Love Doesn’t Look Like Anxiety

Listen. I need you to print this out, tattoo it on your forehead, and maybe get it framed for your bedroom: If “love” makes your stomach twist in knots, keeps you guessing, sends you spiraling into imaginary scenarios on a Wednesday at 3am, IT’S NOT LOVE. It’s a hostage situation that your emotions are refusing to negotiate with.

Honestly, I wish someone had told me this in my twenties when I mistook “butterflies” for full-blown gastrointestinal distress. You know the “ping!” when his text finally comes through after you’ve been staring at your phone like it’s the last sandwich at brunch? That is not adorable anticipation, babe. That’s cortisol running a marathon through your veins. Romantic? Nope. It’s basically emotional indigestion.

Let’s call a thing a thing: if every day feels like you’re walking across a tightrope in heels hoping you don’t say the wrong thing, or if you’re constantly decoding messages like an FBI agent with zero job security… what you’re feeling is *anxiety*, not love. You don’t need someone who treats your heart like a “maybe.” You’re not auditioning for a part in their lousy rom-com.

Picture this: Real love—yes, the boring, mature, stable kind the movies somehow never make a plot out of—is actually where peace lives. Where you put your phone down and forget it exists for two hours because you know no one’s playing mind games. Where plans get made before you even have to ask because he, gasp, wants to see you and acts like it. Where you’re not mentally rehearsing every sentence so you don’t “scare him off” (PSA: if breathing too loud scares him off, let him run. Don’t chase after someone trying to escape—let him trip over his own shoelaces).
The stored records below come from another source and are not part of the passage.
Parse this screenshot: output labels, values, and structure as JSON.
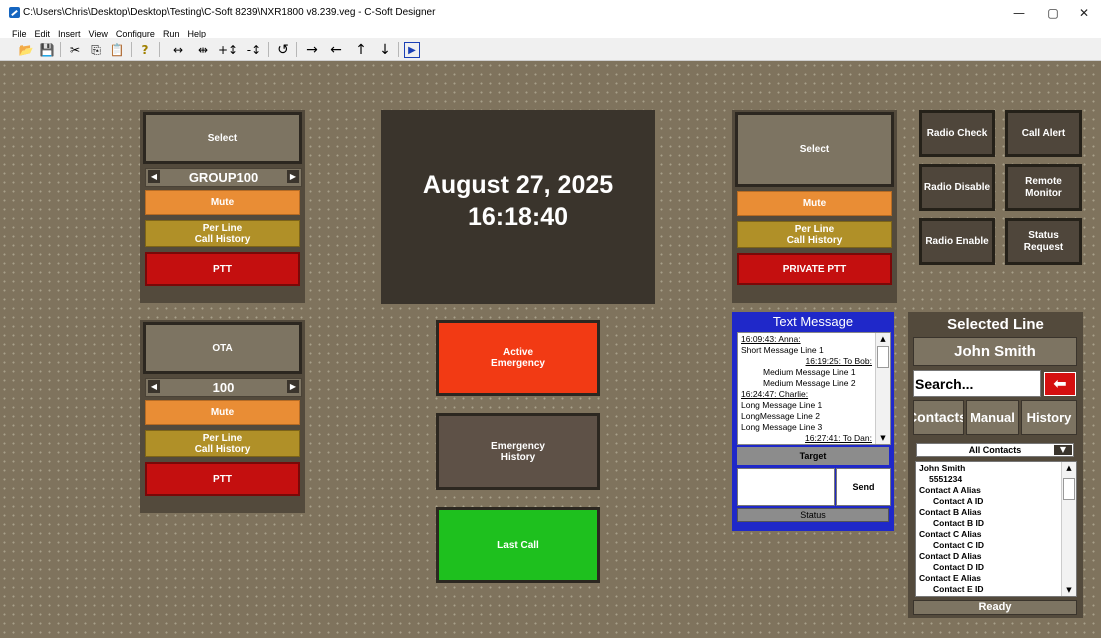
{
  "window": {
    "title": "C:\\Users\\Chris\\Desktop\\Desktop\\Testing\\C-Soft 8239\\NXR1800 v8.239.veg - C-Soft Designer",
    "minimize": "—",
    "maximize": "▢",
    "close": "✕"
  },
  "menu": [
    "File",
    "Edit",
    "Insert",
    "View",
    "Configure",
    "Run",
    "Help"
  ],
  "toolbar": {
    "icons": [
      "open-icon",
      "save-icon",
      "cut-icon",
      "copy-icon",
      "paste-icon",
      "help-icon",
      "align-horizontal-icon",
      "space-horizontal-icon",
      "increase-vertical-icon",
      "decrease-vertical-icon",
      "rotate-icon",
      "arrow-right-icon",
      "arrow-left-icon",
      "arrow-up-icon",
      "arrow-down-icon",
      "run-icon"
    ],
    "glyphs": [
      "📂",
      "💾",
      "✂",
      "⎘",
      "📋",
      "?",
      "↔",
      "⇹",
      "+↕",
      "-↕",
      "↺",
      "→",
      "←",
      "↑",
      "↓",
      "▶"
    ]
  },
  "left_panel_top": {
    "select": "Select",
    "group": "GROUP100",
    "prev": "◀",
    "next": "▶",
    "mute": "Mute",
    "history_1": "Per Line",
    "history_2": "Call History",
    "ptt": "PTT"
  },
  "left_panel_bottom": {
    "select": "OTA",
    "group": "100",
    "prev": "◀",
    "next": "▶",
    "mute": "Mute",
    "history_1": "Per Line",
    "history_2": "Call History",
    "ptt": "PTT"
  },
  "clock": {
    "date": "August 27, 2025",
    "time": "16:18:40"
  },
  "center_buttons": {
    "active_emergency_1": "Active",
    "active_emergency_2": "Emergency",
    "emergency_history_1": "Emergency",
    "emergency_history_2": "History",
    "last_call": "Last Call"
  },
  "right_panel": {
    "select": "Select",
    "mute": "Mute",
    "history_1": "Per Line",
    "history_2": "Call History",
    "ptt": "PRIVATE PTT"
  },
  "functions": {
    "radio_check": "Radio Check",
    "call_alert": "Call Alert",
    "radio_disable": "Radio Disable",
    "remote_monitor_1": "Remote",
    "remote_monitor_2": "Monitor",
    "radio_enable": "Radio Enable",
    "status_request_1": "Status",
    "status_request_2": "Request"
  },
  "text_message": {
    "title": "Text Message",
    "messages": [
      {
        "text": "16:09:43: Anna:",
        "style": "header-left"
      },
      {
        "text": "Short Message Line 1",
        "style": "left"
      },
      {
        "text": "16:19:25: To Bob:",
        "style": "header-right"
      },
      {
        "text": "Medium Message Line 1",
        "style": "indent"
      },
      {
        "text": "Medium Message Line 2",
        "style": "indent"
      },
      {
        "text": "16:24:47: Charlie:",
        "style": "header-left"
      },
      {
        "text": "Long Message Line 1",
        "style": "left"
      },
      {
        "text": "LongMessage Line 2",
        "style": "left"
      },
      {
        "text": "Long Message Line 3",
        "style": "left"
      },
      {
        "text": "16:27:41: To Dan:",
        "style": "header-right"
      }
    ],
    "target": "Target",
    "send": "Send",
    "status": "Status"
  },
  "selected_line": {
    "title": "Selected Line",
    "name": "John Smith",
    "search_placeholder": "Search...",
    "back": "⬅",
    "tabs": [
      "Contacts",
      "Manual",
      "History"
    ],
    "filter": "All Contacts",
    "filter_arrow": "▼",
    "contacts": [
      {
        "alias": "John Smith",
        "id": "5551234"
      },
      {
        "alias": "Contact A Alias",
        "id": "Contact A ID"
      },
      {
        "alias": "Contact B Alias",
        "id": "Contact B ID"
      },
      {
        "alias": "Contact C Alias",
        "id": "Contact C ID"
      },
      {
        "alias": "Contact D Alias",
        "id": "Contact D ID"
      },
      {
        "alias": "Contact E Alias",
        "id": "Contact E ID"
      }
    ],
    "status": "Ready"
  },
  "colors": {
    "canvas": "#7f735d",
    "panel": "#534a3c",
    "mute": "#e98d35",
    "history": "#b09028",
    "ptt": "#c40f0f",
    "active_emergency": "#f23a14",
    "emergency_history": "#5e5147",
    "last_call": "#1ec01e",
    "text_message_frame": "#1f28c9"
  }
}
If you’re analyzing emojis in texts or researching “hidden meaning of being left on read” like you’ve got a thesis to write, it’s a problem. If you’re using “signs he might like me” BuzzFeed quizzes as spiritual guidance, girl, hang it up. Your intuition isn’t broken. You’re just ignoring it because butterflies make you feel alive, even when they’re actually tiny alarm bells in cute disguises.
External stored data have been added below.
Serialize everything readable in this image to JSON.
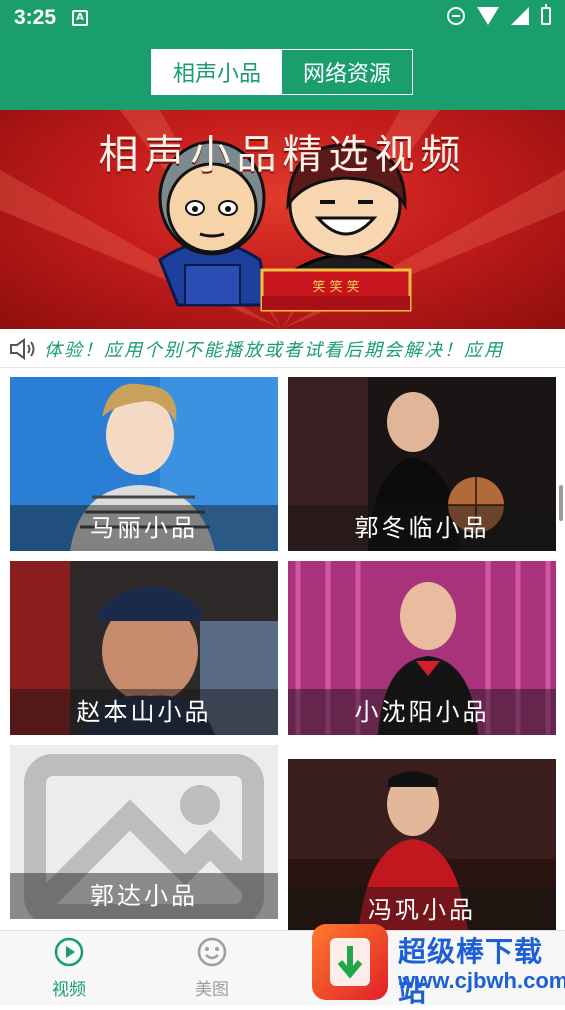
{
  "status_bar": {
    "time": "3:25",
    "notification_icon": "a-icon",
    "icons": [
      "do-not-disturb-icon",
      "wifi-icon",
      "signal-icon",
      "battery-charging-icon"
    ]
  },
  "header": {
    "tabs": [
      {
        "label": "相声小品",
        "active": true
      },
      {
        "label": "网络资源",
        "active": false
      }
    ],
    "accent_color": "#1a9e6e"
  },
  "banner": {
    "title": "相声小品精选视频",
    "sign_text": "笑 笑 笑"
  },
  "marquee": {
    "icon": "speaker-icon",
    "text": "体验！应用个别不能播放或者试看后期会解决！应用"
  },
  "grid": {
    "items": [
      {
        "caption": "马丽小品"
      },
      {
        "caption": "郭冬临小品"
      },
      {
        "caption": "赵本山小品"
      },
      {
        "caption": "小沈阳小品"
      },
      {
        "caption": "郭达小品"
      },
      {
        "caption": "冯巩小品"
      }
    ]
  },
  "bottom_nav": {
    "items": [
      {
        "label": "视频",
        "icon": "play-circle-icon",
        "active": true
      },
      {
        "label": "美图",
        "icon": "smiley-face-icon",
        "active": false
      }
    ]
  },
  "watermark": {
    "name": "超级棒下载站",
    "url": "www.cjbwh.com"
  }
}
Can we talk about Hollywood for a second? All those stories where love is a tornado flinging two people together in a steamy, drama-filled, should-we-or-shouldn’t-we saga? I’ll change my mind about those movies when they show the morning after, when you’re checking if he’s still following you on Instagram or suddenly his stories are full of “just the guys” nights. That’s not love—that’s just a hangover with too much emotional vodka.
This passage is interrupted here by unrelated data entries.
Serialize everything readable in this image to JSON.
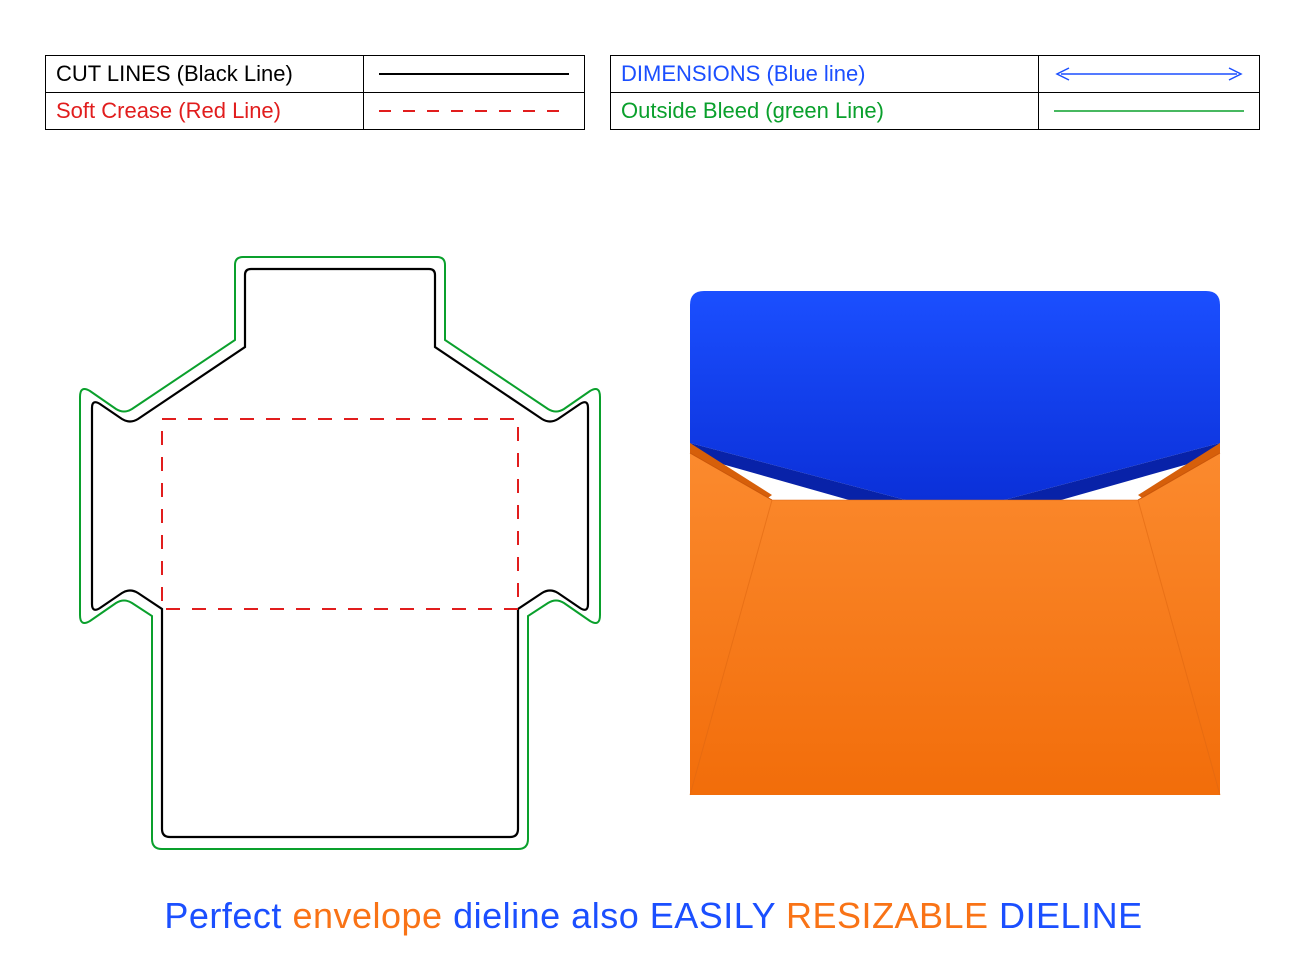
{
  "legend": {
    "left": {
      "row1": {
        "label": "CUT LINES (Black Line)",
        "color": "#000000"
      },
      "row2": {
        "label": "Soft Crease (Red Line)",
        "color": "#e11d1d"
      }
    },
    "right": {
      "row1": {
        "label": "DIMENSIONS (Blue line)",
        "color": "#1b4fff"
      },
      "row2": {
        "label": "Outside Bleed (green Line)",
        "color": "#0aa02c"
      }
    }
  },
  "tagline": {
    "w1": "Perfect ",
    "w2": "envelope ",
    "w3": "dieline also ",
    "w4": "EASILY ",
    "w5": "RESIZABLE ",
    "w6": "DIELINE"
  },
  "colors": {
    "envelope_body": "#f97316",
    "envelope_flap": "#1b4fff",
    "cut": "#000000",
    "crease": "#e11d1d",
    "bleed": "#0aa02c",
    "dimension": "#1b4fff"
  }
}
I want you to have someone who feels like a soft sweatshirt after a bad day. Not a hotel towel that smells weird and leaves you itching. If peace feels boring, congratulations, you’re not used to enough of it. We confuse stable with “not passionate,” but let’s be real: Passion shouldn’t feel like a panic attack.

Here’s a little test: take a deep breath. No, really—try to relax every single muscle. Now, imagine being with him (or her, or them. This is a queer-friendly zone, babe). Does your body soften? Do you smile? Or does your jaw clench, your chest tighten, like your nervous system just hit the emergency button AGAIN?

Your body might not know poetry but it knows danger.

So, yeah. Love doesn’t look like anxiety. Love feels like exhaling. Love feels like being picked up on time, having your texts answered, being able to accidentally fart in his presence and not wanting to open a trapdoor and disappear. Love isn’t “I hope he calls.” It’s “of course he calls.”

You deserve love that doesn’t give you ulcers. You deserve to sleep. You deserve to know—not guess.

Don’t let Hollywood or TikTok or your messy friend from college convince you otherwise.